Step 4: Build the Intelligence Report
Beyond sales handoff, the post-event data should answer strategic questions for the next event:
- Which specialties registered at the highest rates? If chiropractors registered at 8% and dermatologists at 2%, that tells you something about messaging, product-market fit, or list quality for each specialty.
- Which channels drove registrations? Email blast, sales rep referral, peer sharing, organic? Invest more in the channel that worked.
- What was the specialty mix of actual attendees? Did it match the registration mix, or did one specialty have a higher no-show rate?
- What questions came up most during the event? These questions should inform the landing page copy and email templates for the next city.
Our event marketing service includes a post-event intelligence report with per-specialty conversion data, channel attribution, and targeting recommendations for your next event.
Step 5: Seed the Next Event
The best time to promote your next event is immediately after the current one. Attendees are warm. No-shows have fresh guilt. Your team has momentum.
In your Group B follow-up email, include a teaser: "We're bringing this event to [next city] in [month]. Know a colleague who'd benefit? Forward this email." In your Group C email, offer a direct registration link for the next event.
If you're running a multi-city event series, each event should feed registrations for the next one. For more on scaling events across cities, see our guide on multi-city physician event planning.
The Follow-Up Checklist
- Day 0 (event day): Confirm final attendance list. Note any hot leads or specific questions from attendees.
- Day 1: Send Group A emails (from the rep, not marketing). Upload attendance data to CRM.
- Day 2: Send Group B emails. Deliver hot and warm lead lists to sales. Send Group C emails.
- Day 3-5: Sales reps follow up with Group A by phone. Begin building the post-event intelligence report.
- Day 7: Deliver the intelligence report. Include specialty-level conversion data, channel attribution, and next-event recommendations.
- Day 14: Send Group B a second touchpoint (case study, ROI calculator, or invitation to a private demo).
- Day 30: First pipeline review. How many event leads have moved to opportunity stage?
The difference between a good event and a revenue-generating event is entirely in the follow-up. Build the system before the event, execute it within 48 hours, and measure at 30/60/90 days.
Frequently Asked Questions
How quickly should you follow up after a medical device event?
Within 48 hours. Hot leads (attendees who showed buying intent) should receive a personalized email from their sales rep within 24 hours. General attendees should receive a follow-up with event recap and materials within 48 hours. No-shows should receive a 'sorry we missed you' email with event highlights within 48-72 hours. After day 5, attention decays significantly.
What should you send physicians who registered but didn't attend?
Send a non-judgmental follow-up within 48-72 hours.
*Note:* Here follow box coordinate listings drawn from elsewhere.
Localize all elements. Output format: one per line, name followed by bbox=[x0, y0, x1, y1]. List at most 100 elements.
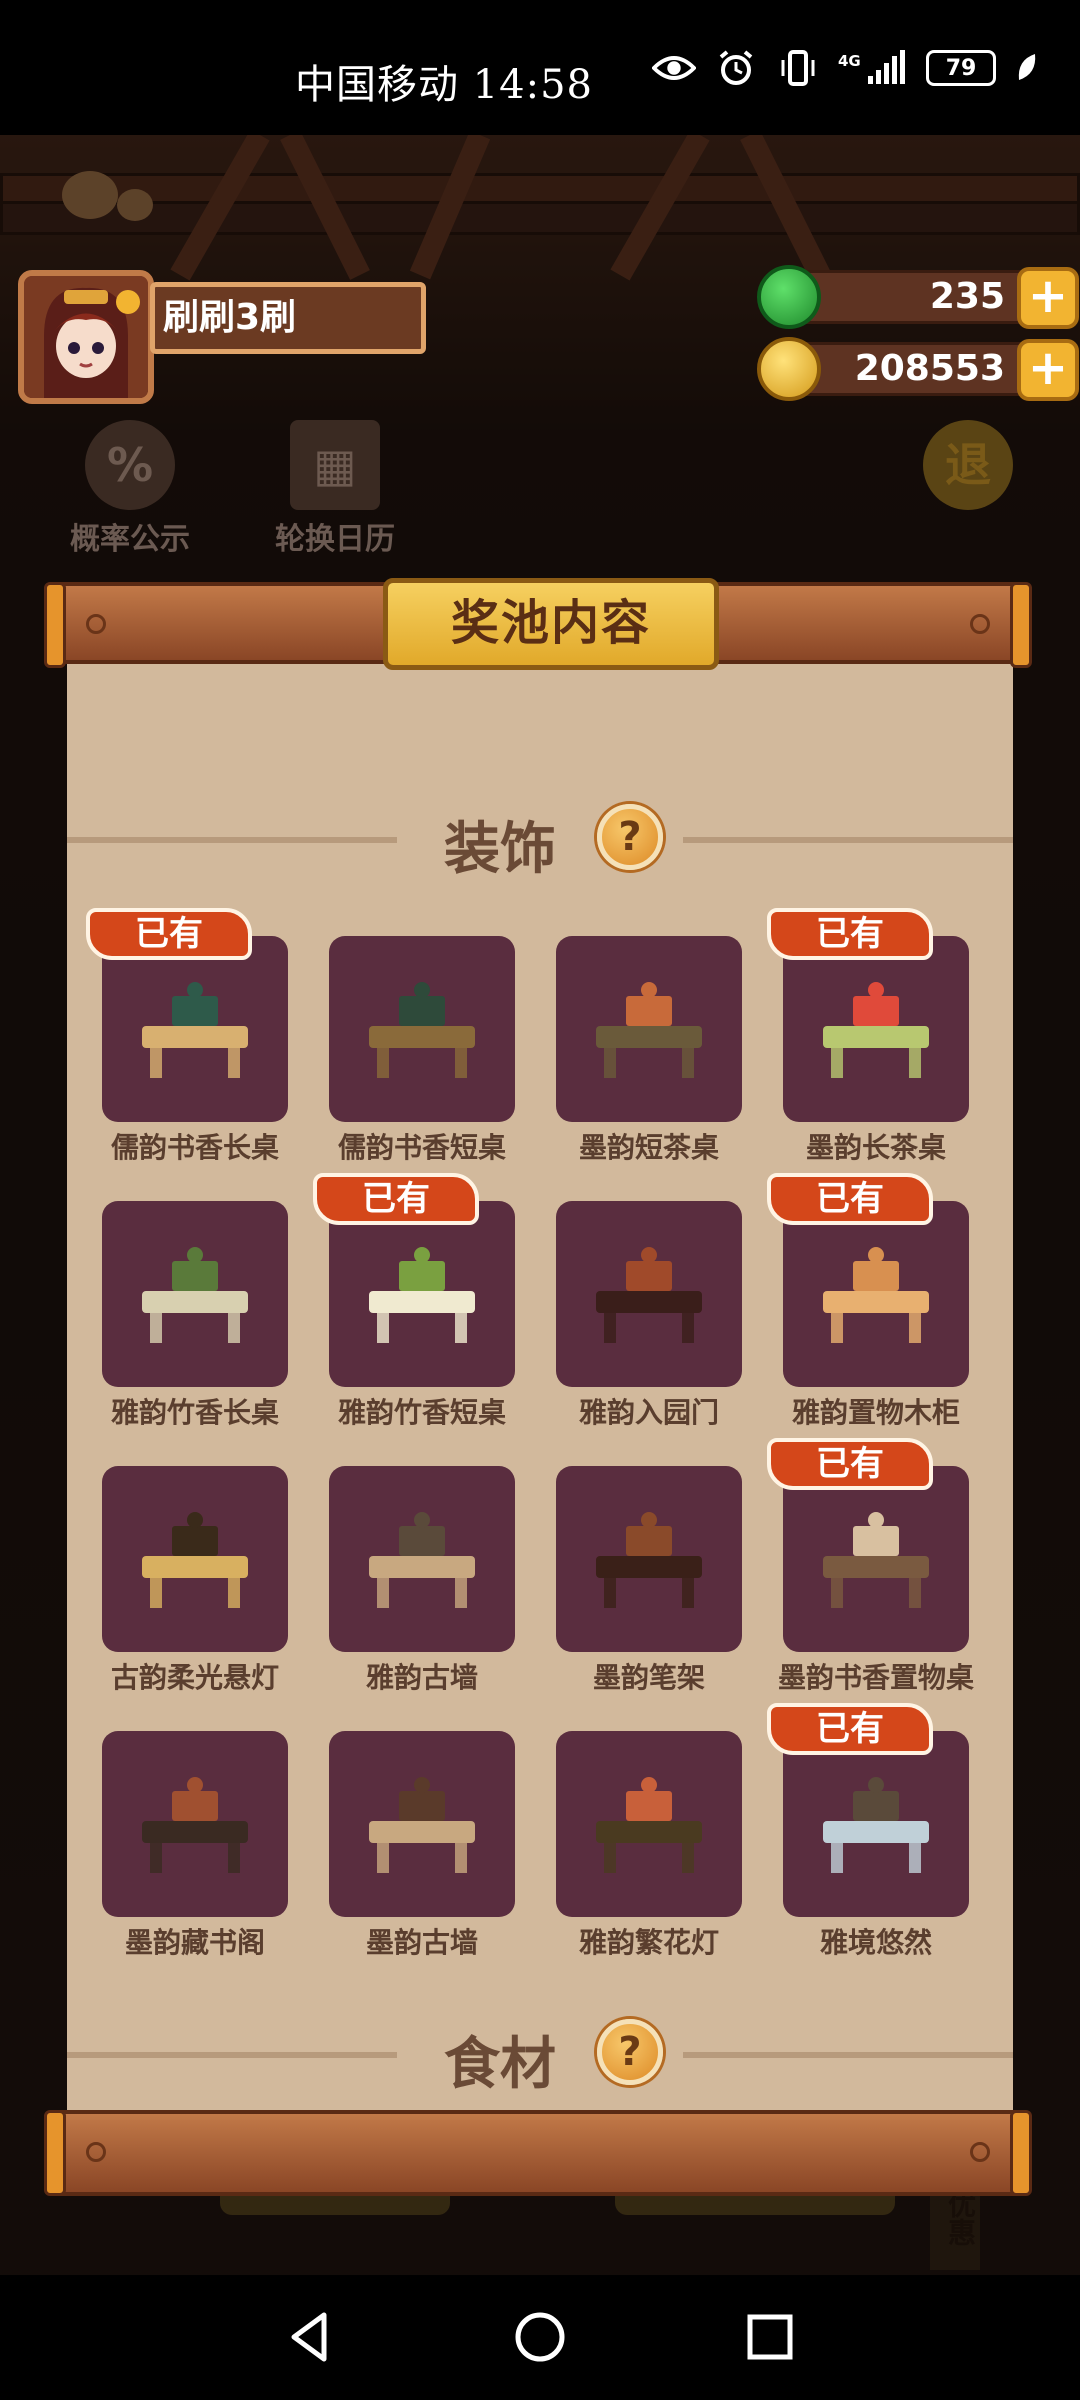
rod-cap bbox=[44, 2110, 66, 2196]
prize-item[interactable]: 古韵柔光悬灯 bbox=[102, 1466, 288, 1694]
section-title: 食材 bbox=[444, 2032, 556, 2097]
carrier-time: 中国移动 14:58 bbox=[295, 62, 593, 108]
furniture-icon bbox=[142, 1247, 248, 1343]
item-label: 雅韵竹香长桌 bbox=[110, 1396, 279, 1429]
section-title: 装饰 bbox=[444, 817, 556, 882]
prize-item[interactable]: 墨韵藏书阁 bbox=[102, 1731, 288, 1959]
item-tile[interactable] bbox=[783, 1201, 969, 1387]
item-tile[interactable] bbox=[102, 1201, 288, 1387]
recents-icon[interactable] bbox=[740, 2307, 800, 2367]
item-tile[interactable] bbox=[102, 1466, 288, 1652]
prize-item[interactable]: 墨韵短茶桌 bbox=[556, 936, 742, 1164]
vibrate-icon bbox=[776, 50, 820, 86]
home-icon[interactable] bbox=[510, 2307, 570, 2367]
add-jade-button[interactable]: + bbox=[1017, 267, 1079, 329]
prize-item[interactable]: 雅韵竹香长桌 bbox=[102, 1201, 288, 1429]
item-tile[interactable] bbox=[556, 1201, 742, 1387]
jade-amount: 235 bbox=[929, 276, 1005, 317]
item-tile[interactable] bbox=[329, 936, 515, 1122]
item-tile[interactable] bbox=[783, 1731, 969, 1917]
item-tile[interactable] bbox=[783, 936, 969, 1122]
item-tile[interactable] bbox=[329, 1201, 515, 1387]
add-coins-button[interactable]: + bbox=[1017, 339, 1079, 401]
player-avatar[interactable] bbox=[18, 270, 154, 404]
exit-label: 退 bbox=[923, 420, 1013, 510]
section-header-ingredients: 食材 ? bbox=[67, 2019, 1013, 2097]
furniture-icon bbox=[369, 982, 475, 1078]
item-label: 墨韵长茶桌 bbox=[805, 1131, 946, 1164]
item-tile[interactable] bbox=[102, 936, 288, 1122]
rivet bbox=[86, 614, 106, 634]
item-label: 雅韵置物木柜 bbox=[791, 1396, 960, 1429]
item-label: 儒韵书香短桌 bbox=[337, 1131, 506, 1164]
percent-icon: % bbox=[85, 420, 175, 510]
system-nav-bar bbox=[0, 2275, 1080, 2400]
status-bar: 中国移动 14:58 4G 79 bbox=[0, 0, 1080, 135]
prize-item[interactable]: 已有 墨韵长茶桌 bbox=[767, 908, 969, 1164]
item-tile[interactable] bbox=[102, 1731, 288, 1917]
exit-button[interactable]: 退 bbox=[918, 420, 1018, 514]
rivet bbox=[970, 614, 990, 634]
prize-item[interactable]: 已有墨韵书香置物桌 bbox=[767, 1438, 974, 1694]
prize-item[interactable]: 已有 儒韵书香长桌 bbox=[86, 908, 288, 1164]
owned-badge: 已有 bbox=[767, 1438, 933, 1490]
item-tile[interactable] bbox=[556, 1466, 742, 1652]
item-label: 墨韵短茶桌 bbox=[578, 1131, 719, 1164]
item-tile[interactable] bbox=[556, 1731, 742, 1917]
probability-button[interactable]: % 概率公示 bbox=[60, 420, 200, 558]
item-tile[interactable] bbox=[783, 1466, 969, 1652]
prize-item[interactable]: 墨韵古墙 bbox=[329, 1731, 515, 1959]
item-tile[interactable] bbox=[556, 936, 742, 1122]
back-icon[interactable] bbox=[280, 2307, 340, 2367]
item-tile[interactable] bbox=[329, 1731, 515, 1917]
help-icon[interactable]: ? bbox=[597, 804, 663, 870]
prize-pool-panel: 装饰 ? 已有 儒韵书香长桌 儒韵书香短桌 墨韵短茶桌 已有 墨韵长茶桌 雅韵竹香长桌 已有雅… bbox=[67, 664, 1013, 2112]
calendar-button[interactable]: ▦ 轮换日历 bbox=[265, 420, 405, 558]
rod-cap bbox=[1010, 2110, 1032, 2196]
furniture-icon bbox=[142, 1512, 248, 1608]
section-header-decoration: 装饰 ? bbox=[67, 804, 1013, 882]
signal-icon: 4G bbox=[838, 50, 908, 84]
prize-item[interactable]: 已有 雅韵竹香短桌 bbox=[313, 1173, 515, 1429]
battery-icon: 79 bbox=[926, 50, 996, 86]
eye-icon bbox=[652, 52, 696, 84]
owned-badge: 已有 bbox=[313, 1173, 479, 1225]
help-icon[interactable]: ? bbox=[597, 2019, 663, 2085]
furniture-icon bbox=[369, 1777, 475, 1873]
item-label: 墨韵书香置物桌 bbox=[777, 1661, 974, 1694]
prize-item[interactable]: 雅韵繁花灯 bbox=[556, 1731, 742, 1959]
svg-text:4G: 4G bbox=[838, 52, 861, 70]
furniture-icon bbox=[823, 982, 929, 1078]
item-label: 墨韵藏书阁 bbox=[124, 1926, 265, 1959]
prize-item[interactable]: 儒韵书香短桌 bbox=[329, 936, 515, 1164]
furniture-icon bbox=[142, 982, 248, 1078]
owned-badge: 已有 bbox=[767, 1173, 933, 1225]
prize-item[interactable]: 已有雅境悠然 bbox=[767, 1703, 969, 1959]
alarm-icon bbox=[714, 50, 758, 85]
item-label: 儒韵书香长桌 bbox=[110, 1131, 279, 1164]
prize-item[interactable]: 已有雅韵置物木柜 bbox=[767, 1173, 969, 1429]
furniture-icon bbox=[596, 1512, 702, 1608]
furniture-icon bbox=[596, 1247, 702, 1343]
leaf-icon bbox=[1014, 52, 1040, 84]
scroll-bottom-rod bbox=[44, 2110, 1032, 2196]
prize-item[interactable]: 墨韵笔架 bbox=[556, 1466, 742, 1694]
furniture-icon bbox=[823, 1247, 929, 1343]
owned-badge: 已有 bbox=[767, 1703, 933, 1755]
item-tile[interactable] bbox=[329, 1466, 515, 1652]
avatar-portrait bbox=[24, 276, 148, 398]
furniture-icon bbox=[596, 982, 702, 1078]
calendar-icon: ▦ bbox=[290, 420, 380, 510]
item-label: 雅境悠然 bbox=[819, 1926, 932, 1959]
prize-item[interactable]: 雅韵入园门 bbox=[556, 1201, 742, 1429]
item-label: 雅韵入园门 bbox=[578, 1396, 719, 1429]
rivet bbox=[970, 2142, 990, 2162]
furniture-icon bbox=[369, 1247, 475, 1343]
status-icons: 4G 79 bbox=[652, 50, 1040, 86]
item-label: 墨韵古墙 bbox=[365, 1926, 478, 1959]
item-label: 古韵柔光悬灯 bbox=[110, 1661, 279, 1694]
rod-cap bbox=[44, 582, 66, 668]
furniture-icon bbox=[823, 1777, 929, 1873]
coin-icon bbox=[757, 337, 821, 401]
prize-item[interactable]: 雅韵古墙 bbox=[329, 1466, 515, 1694]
Acknowledge they registered, share event highlights (slides, Q&A recap, clinical data), and offer an alternative: registration for the next event in a nearby city, or a private demo at their practice. No-shows are still warmer than cold contacts because they showed enough interest to register.
How do you hand off event leads to the sales team?
Within 48 hours, deliver three segmented lists to sales: hot leads (attended + showed buying intent, with specific notes on their interests), warm leads (attended, no explicit intent), and no-shows (registered but absent). Tag every contact in your CRM with event name, attendance status, and interest level. This enables pipeline tracking and ROI measurement at 30/60/90 days.